Digging jagged chunks of metal out of one soldier after another, O’Doull wasn’t laughing. He didn’t think the locals would be laughing very long, either, even though they probably were right now. “How many hostages will the authorities take after something like this?” he asked.
“Beats me,” Goodson Lord answered. “But they’ll shoot every damn one of ’em. You can bet your last nickel on that.”
“I know. And that will make some diehard mad enough to build another bomb, and then it just starts up again. Ain’t we got fun?” O’Doull said.
“Fun. Yeah,” Lord said. “How’s this guy doing?”
“We would have lost him in the last war—this kind of belly wound, peritonitis and septicemia would have got him for sure. But with the antibiotics, I think he’ll pull through. His colon’s more like a semicolon now, but you can live with that.”
“Ouch!” Lord said. The pun seemed to distress him more than the bloody work he was assisting with. He’d done the work lots of times. The pun was a fresh displeasure. O’Doull had pulled it on Granny McDougald before, but not on him.
I’m getting old
, he thought.
I’m using the same jokes over and over
.
After he’d repaired as best he could the wounded who were brought to him, he took a big slug of medicinal brandy, and poured another for Goodson Lord. He wouldn’t have done that during the fighting.
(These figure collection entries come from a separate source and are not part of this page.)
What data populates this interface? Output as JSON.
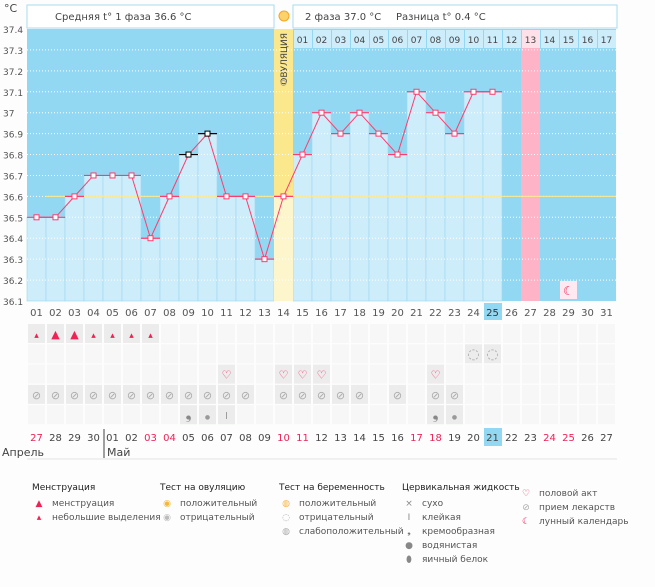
{
  "header": {
    "phase1": "Средняя t° 1 фаза 36.6 °C",
    "phase2": "2 фаза 37.0 °C",
    "diff": "Разница t° 0.4 °C",
    "ovulation": "ОВУЛЯЦИЯ"
  },
  "chart_data": {
    "type": "bar",
    "ylabel": "°C",
    "ylim": [
      36.1,
      37.4
    ],
    "yticks": [
      "37.4",
      "37.3",
      "37.2",
      "37.1",
      "37",
      "36.9",
      "36.8",
      "36.7",
      "36.6",
      "36.5",
      "36.4",
      "36.3",
      "36.2",
      "36.1"
    ],
    "grid": true,
    "coverline": 36.6,
    "ovulation_day": 14,
    "cycle_days": [
      "01",
      "02",
      "03",
      "04",
      "05",
      "06",
      "07",
      "08",
      "09",
      "10",
      "11",
      "12",
      "13",
      "14",
      "15",
      "16",
      "17",
      "18",
      "19",
      "20",
      "21",
      "22",
      "23",
      "24",
      "25",
      "26",
      "27",
      "28",
      "29",
      "30",
      "31"
    ],
    "today_day": "25",
    "phase2_days": [
      "01",
      "02",
      "03",
      "04",
      "05",
      "06",
      "07",
      "08",
      "09",
      "10",
      "11",
      "12",
      "13",
      "14",
      "15",
      "16",
      "17"
    ],
    "expected_period_day": 13,
    "temperatures": [
      36.5,
      36.5,
      36.6,
      36.7,
      36.7,
      36.7,
      36.4,
      36.6,
      36.8,
      36.9,
      36.6,
      36.6,
      36.3,
      36.6,
      36.8,
      37.0,
      36.9,
      37.0,
      36.9,
      36.8,
      37.1,
      37.0,
      36.9,
      37.1,
      37.1
    ],
    "excluded_days": [
      9,
      10
    ],
    "moon_day": 29,
    "colors": {
      "bg": "#92d8f2",
      "bar": "#cdedfb",
      "line": "#ff3c6e",
      "ovulation": "#fbe88c",
      "period": "#ffb3c6",
      "today": "#92d8f2"
    }
  },
  "calendar": {
    "dates": [
      "27",
      "28",
      "29",
      "30",
      "01",
      "02",
      "03",
      "04",
      "05",
      "06",
      "07",
      "08",
      "09",
      "10",
      "11",
      "12",
      "13",
      "14",
      "15",
      "16",
      "17",
      "18",
      "19",
      "20",
      "21",
      "22",
      "23",
      "24",
      "25",
      "26",
      "27"
    ],
    "weekend": [
      0,
      6,
      7,
      13,
      14,
      20,
      21,
      27,
      28
    ],
    "today_index": 24,
    "months": [
      "Апрель",
      "Май"
    ]
  },
  "rows": {
    "menstruation": {
      "1": "small",
      "2": "big",
      "3": "big",
      "4": "small",
      "5": "small",
      "6": "small",
      "7": "small"
    },
    "pregnancy_test": {
      "24": "negative",
      "25": "negative"
    },
    "intercourse": {
      "11": "heart",
      "14": "heart",
      "15": "heart",
      "16": "heart",
      "22": "heart"
    },
    "medication": {
      "1": "pill",
      "2": "pill",
      "3": "pill",
      "4": "pill",
      "5": "pill",
      "6": "pill",
      "7": "pill",
      "8": "pill",
      "9": "pill",
      "10": "pill",
      "11": "pill",
      "12": "pill",
      "14": "pill",
      "15": "pill",
      "16": "pill",
      "17": "pill",
      "18": "pill",
      "20": "pill",
      "22": "pill",
      "23": "pill"
    },
    "cervical": {
      "9": "creamy",
      "10": "watery",
      "11": "sticky",
      "22": "creamy",
      "23": "watery"
    }
  },
  "legend": [
    {
      "title": "Менструация",
      "items": [
        {
          "icon": "menstruation",
          "label": "менструация"
        },
        {
          "icon": "spotting",
          "label": "небольшие выделения"
        }
      ]
    },
    {
      "title": "Тест на овуляцию",
      "items": [
        {
          "icon": "positive",
          "label": "положительный"
        },
        {
          "icon": "negative",
          "label": "отрицательный"
        }
      ]
    },
    {
      "title": "Тест на беременность",
      "items": [
        {
          "icon": "preg-positive",
          "label": "положительный"
        },
        {
          "icon": "preg-negative",
          "label": "отрицательный"
        },
        {
          "icon": "preg-weak",
          "label": "слабоположительный"
        }
      ]
    },
    {
      "title": "Цервикальная жидкость",
      "items": [
        {
          "icon": "dry",
          "label": "сухо"
        },
        {
          "icon": "sticky",
          "label": "клейкая"
        },
        {
          "icon": "creamy",
          "label": "кремообразная"
        },
        {
          "icon": "watery",
          "label": "водянистая"
        },
        {
          "icon": "eggwhite",
          "label": "яичный белок"
        }
      ]
    },
    {
      "title": "",
      "items": [
        {
          "icon": "heart",
          "label": "половой акт"
        },
        {
          "icon": "pill",
          "label": "прием лекарств"
        },
        {
          "icon": "moon",
          "label": "лунный календарь"
        }
      ]
    }
  ]
}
No telling then when more casualties were coming in, and he’d wanted to keep his judgment as sharp as he could. Now he could hope he wouldn’t have anything more complicated than another dose of clap to worry about for a while.
He lit a cigarette. It was a Niagara, a U.S. brand, and tasted lousy. But the C.S. tobacco firms were out of business—for the moment, anyway. Bad smokes beat no smokes at all.